Eine solche Welle der Gewalt hat sich in den vergangenen beiden Wahlen nicht wiederholt, auch wenn es zu vereinzelten Unruhen kam. Die Regierung geht inzwischen härter gegen Hatespeech vor, viele Politiker sind deutlich zurückhaltender geworden. Trotzdem verbreiten sich vor allem im Internet weiterhin aufstachelnde Videos und Botschaften.

Odanga Madung von der Mozilla Foundation hat unter anderem die Videoplattform TikTok nach solchen Inhalten untersucht  und ist auf zahlreiche Videos mit Hatespeech oder Desinformation gestoßen. Inzwischen haben die Plattformen wie TikTok einige dieser Inhalte gelöscht.

Zur Person
Foto: privat

Odanga Madung arbeitet als Datenjournalist und Forscher für die Mozilla Foundation in Kenia. Er hat sich mit zahlreichen Desinformationskampagnen im Internet beschäftigt, unter anderem mit gekauften Twitter-Posts von Abtreibungsgegnern. Vor Kurzem hat er den Umgang mit Hatespeech auf TikTok analysiert.
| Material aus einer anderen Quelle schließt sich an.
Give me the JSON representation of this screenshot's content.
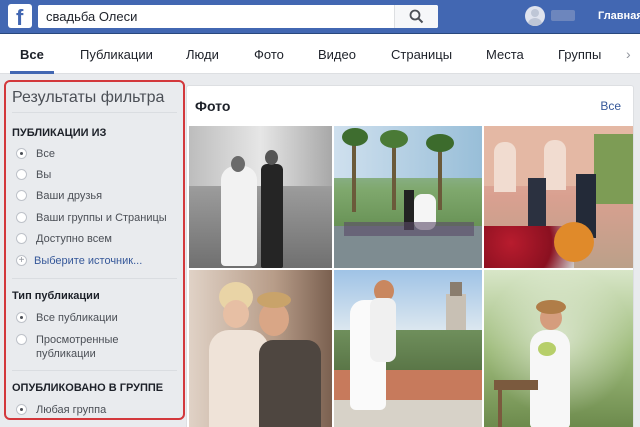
{
  "header": {
    "logo": "f",
    "search_value": "свадьба Олеси",
    "search_icon": "search-icon",
    "home_label": "Главная"
  },
  "tabs": [
    {
      "label": "Все",
      "active": true
    },
    {
      "label": "Публикации"
    },
    {
      "label": "Люди"
    },
    {
      "label": "Фото"
    },
    {
      "label": "Видео"
    },
    {
      "label": "Страницы"
    },
    {
      "label": "Места"
    },
    {
      "label": "Группы"
    }
  ],
  "filters": {
    "title": "Результаты фильтра",
    "posts_from": {
      "heading": "ПУБЛИКАЦИИ ИЗ",
      "options": [
        "Все",
        "Вы",
        "Ваши друзья",
        "Ваши группы и Страницы",
        "Доступно всем"
      ],
      "selected": "Все",
      "choose_source": "Выберите источник..."
    },
    "post_type": {
      "heading": "Тип публикации",
      "options": [
        "Все публикации",
        "Просмотренные публикации"
      ],
      "selected": "Все публикации"
    },
    "posted_in_group": {
      "heading": "ОПУБЛИКОВАНО В ГРУППЕ",
      "options": [
        "Любая группа"
      ],
      "selected": "Любая группа"
    }
  },
  "photos": {
    "title": "Фото",
    "see_all": "Все"
  },
  "colors": {
    "brand_blue": "#4267b2",
    "highlight_red": "#d3383c",
    "link_blue": "#365899"
  }
}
SPIEGEL: Herr Madung, werden soziale Medien diese Wahl entscheiden?

Madung: Nein, ich denke nicht. Sie werden auf jeden Fall eine Rolle spielen, aber nicht die alles Entscheidende. Am Ende sind es immer noch die Menschen, die an die Wahlurne gehen. Das Internet ist in Kenia noch nicht flächendeckend genug verbreitet, vor allem nicht im täglichen Leben, um Wahlen wirklich entscheiden zu können.

SPIEGEL: Rüsten die Kandidaten trotzdem digital auf?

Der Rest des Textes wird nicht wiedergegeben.